Name No Yard No Builder Laid down Launched Comp Fate
Бурят [Buryat]     Sormovo, Nizhniy Novgorod // Kokuy 1905 spring 1907 9.1907 captured by Japan 7.9.1918, returned 5.1925, stricken 3.1958
Монгол [Mongol]     Sormovo, Nizhniy Novgorod // Kokuy 1905 spring 1907 9.1907 captured by Japan 7.9.1918, returned 5.1925, stricken 2.1948
Орочанин [Orochanin]     Sormovo, Nizhniy Novgorod // Kokuy 1905 spring 1907 9.1907 scuttled 18.9.1918

  

Displacement normal, t

193

Displacement full, t

288

Length, m

54.5

Breadth, m

8.23

Draught, m

0.91

No of shafts

2

Machinery

2 VTE, 2 locomotive boilers

Power, h. p.

480

Max speed, kts

11.5

Fuel, t

coal 45 + oil 36

Endurance, nm(kts) 1000(8)
Armour, mm belt: 12, deck: 5, CT: 8

Armament

2 x 1 - 75/48 Canet, 2 x 1 - 7.6/94

Complement

40

Project history: Purpose built for service on Amur and its runs.

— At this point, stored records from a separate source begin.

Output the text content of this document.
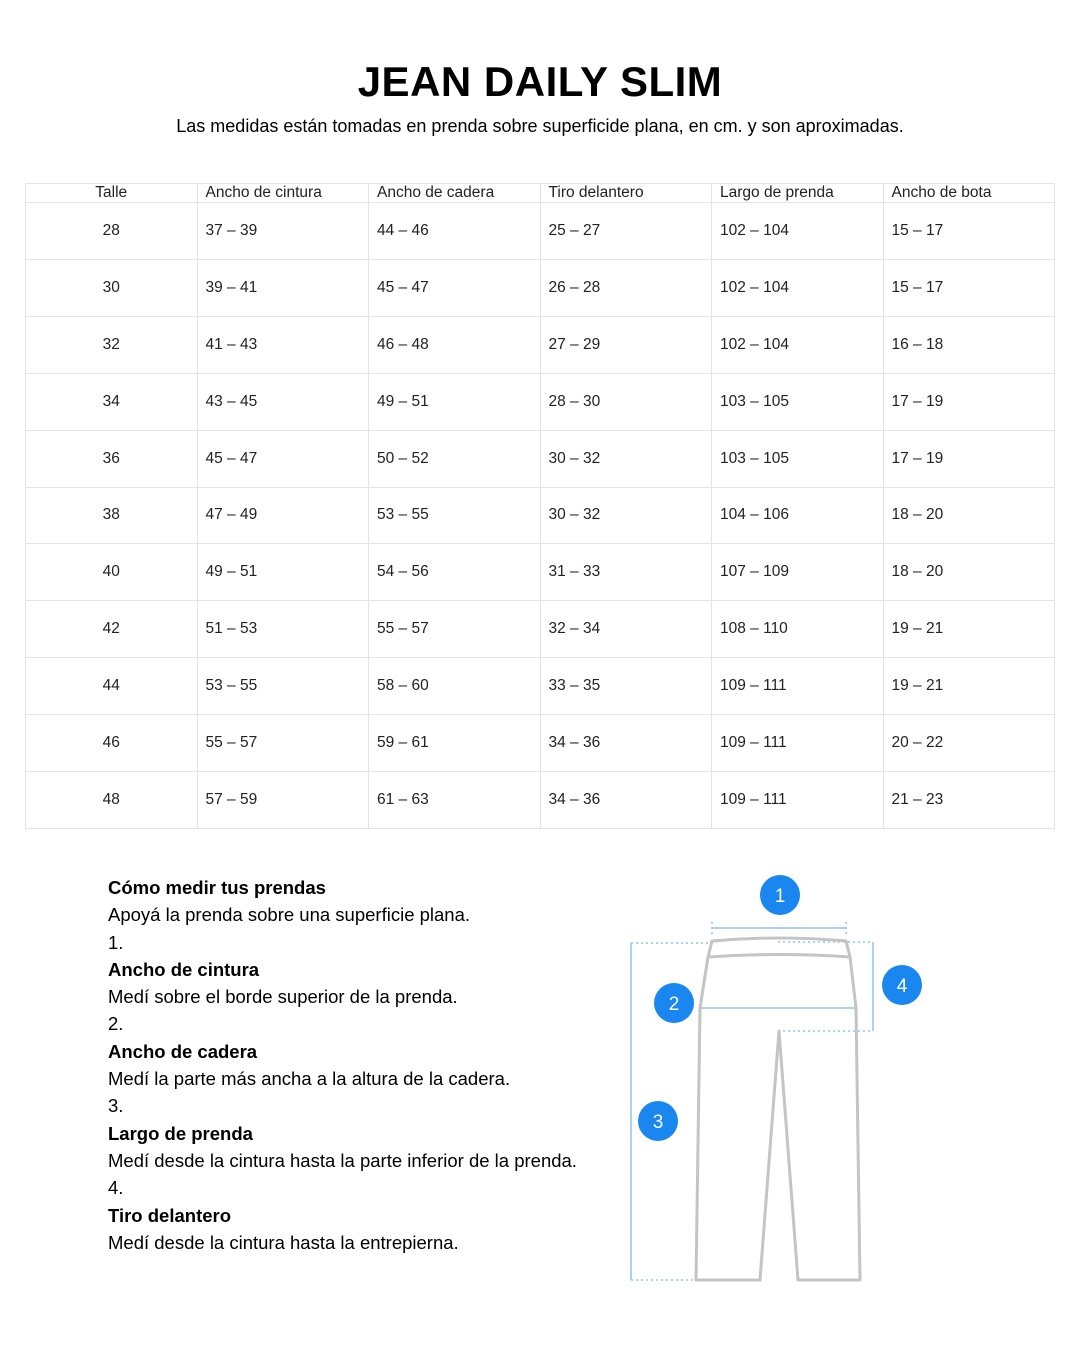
JEAN DAILY SLIM

Las medidas están tomadas en prenda sobre superficide plana, en cm. y son aproximadas.

Talle	Ancho de cintura	Ancho de cadera	Tiro delantero	Largo de prenda	Ancho de bota
28	37 – 39	44 – 46	25 – 27	102 – 104	15 – 17
30	39 – 41	45 – 47	26 – 28	102 – 104	15 – 17
32	41 – 43	46 – 48	27 – 29	102 – 104	16 – 18
34	43 – 45	49 – 51	28 – 30	103 – 105	17 – 19
36	45 – 47	50 – 52	30 – 32	103 – 105	17 – 19
38	47 – 49	53 – 55	30 – 32	104 – 106	18 – 20
40	49 – 51	54 – 56	31 – 33	107 – 109	18 – 20
42	51 – 53	55 – 57	32 – 34	108 – 110	19 – 21
44	53 – 55	58 – 60	33 – 35	109 – 111	19 – 21
46	55 – 57	59 – 61	34 – 36	109 – 111	20 – 22
48	57 – 59	61 – 63	34 – 36	109 – 111	21 – 23
Cómo medir tus prendas
Apoyá la prenda sobre una superficie plana.
1.
Ancho de cintura
Medí sobre el borde superior de la prenda.
2.
Ancho de cadera
Medí la parte más ancha a la altura de la cadera.
3.
Largo de prenda
Medí desde la cintura hasta la parte inferior de la prenda.
4.
Tiro delantero
Medí desde la cintura hasta la entrepierna.
1
2
3
4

Shallow-draught, armoured gunboats, had outdated locomotive boilers.

Ship protection: Bulletproof protection.

Modernizations: 1912, all: + 2 x 1 - 47/40 Hotchkiss

1929, Buryat; 1932, Mongol: - 2 x 1 - 75/48, 2 x 1 - 47/40; + 2 x 1 - 76/38 obr.1902/30, 8 x 1 - 7.6/94

1936, Buryat; 1937, Mongol: - 3 x 1 - 7.6/94; + 2 x 1 - 45/43 21K.

1945, Buryat: - 2 x 1 - 45/43; + 2 x 1 - 37/63 70K, 2 x 1 - 12.7/79

Naval service: With the beginning of WWI all were disarmed and mothballed. In 1918 Buryat and Mongol were captured by Japanese and withdrawn to Sakhalin. They were returned to the USSR in mid-1920s. Orochanin was blown up by crew in upper part of river Zeya. She was never repaired and broken up in 1923.